Dutch Socialists lead in polls ahead of Sept 12 vote

Reuters News
Posted: Aug 15, 2012 10:01 AM
Dutch Socialists lead in polls ahead of Sept 12 vote

By Thomas Escritt

AMSTERDAM (Reuters) - The Dutch Socialist Party, campaigning for tax hikes for the rich and looser budget deficit targets for Europe, led in a rash of opinion polls a month ahead of a parliamentary election.

The hard-left movement was seen winning as many as 37 seats in the 150-seat assembly - a result that would leave it the biggest party in parliament but needing an alliance with at least two other groups to take power.

The emergence of the Socialists in a country which has long been Germany's leading ally in demanding fiscal discipline in the euro zone could have broader implications as Europe battles to solve the debt crisis in the indebted South.
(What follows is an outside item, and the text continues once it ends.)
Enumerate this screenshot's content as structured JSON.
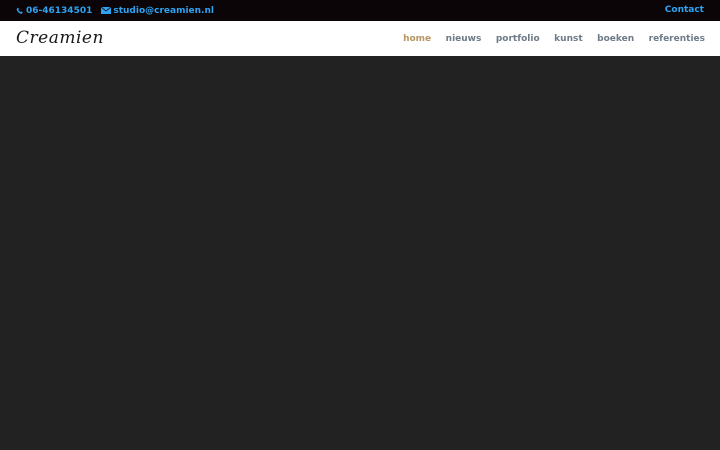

The current coalition government of acting prime minister Mark Rutte has harshly criticized southern countries for their budget laxity.
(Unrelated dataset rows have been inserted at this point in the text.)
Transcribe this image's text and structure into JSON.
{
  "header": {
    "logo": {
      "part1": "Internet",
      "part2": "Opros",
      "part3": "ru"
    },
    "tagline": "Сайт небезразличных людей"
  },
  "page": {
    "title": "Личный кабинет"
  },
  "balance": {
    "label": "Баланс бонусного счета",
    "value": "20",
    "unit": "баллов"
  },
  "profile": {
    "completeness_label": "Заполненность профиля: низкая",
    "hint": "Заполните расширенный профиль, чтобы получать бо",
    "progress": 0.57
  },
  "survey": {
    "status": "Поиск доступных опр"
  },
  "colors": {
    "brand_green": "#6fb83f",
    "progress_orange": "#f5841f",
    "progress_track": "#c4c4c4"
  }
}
But with the Dutch economy growing only 0.2 percent in the second quarter, consumer confidence low and unemployment creeping up, polls suggest many voters have been attracted by a party which promises to maintain the country's generous welfare state.

The Socialist Party, which started as a tiny Maoist group in the 1970s, would win 37 seats - more than double the 15 it holds now - according to a poll released on Sunday by De Hond. That poll saw Rutte's Liberals (VVD) winning 31 seats.
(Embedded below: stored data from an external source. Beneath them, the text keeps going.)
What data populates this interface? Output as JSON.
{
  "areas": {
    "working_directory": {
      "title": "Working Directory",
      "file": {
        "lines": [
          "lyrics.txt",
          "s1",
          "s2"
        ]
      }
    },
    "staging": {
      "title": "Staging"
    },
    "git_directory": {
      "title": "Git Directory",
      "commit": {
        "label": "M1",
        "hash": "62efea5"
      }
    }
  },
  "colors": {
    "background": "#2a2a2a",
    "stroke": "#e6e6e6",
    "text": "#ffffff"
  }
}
The two parties were closer in a poll by TNS Nipo on Tuesday which had the Socialists winning 34 seats and the Liberals 33.

Analysts predict it could take weeks or even months for the Socialists to form a new government. The party, which has never been in power before, would risk alienating its voters if it watered down its plans to accommodate potential partners in government.

Shortly after the last Liberal-Christian Democrat government collapsed in April, those two parties banded together with three opposition parties to pass an emergency budget. However, most polls show that even these five parties together would not have a parliamentary majority.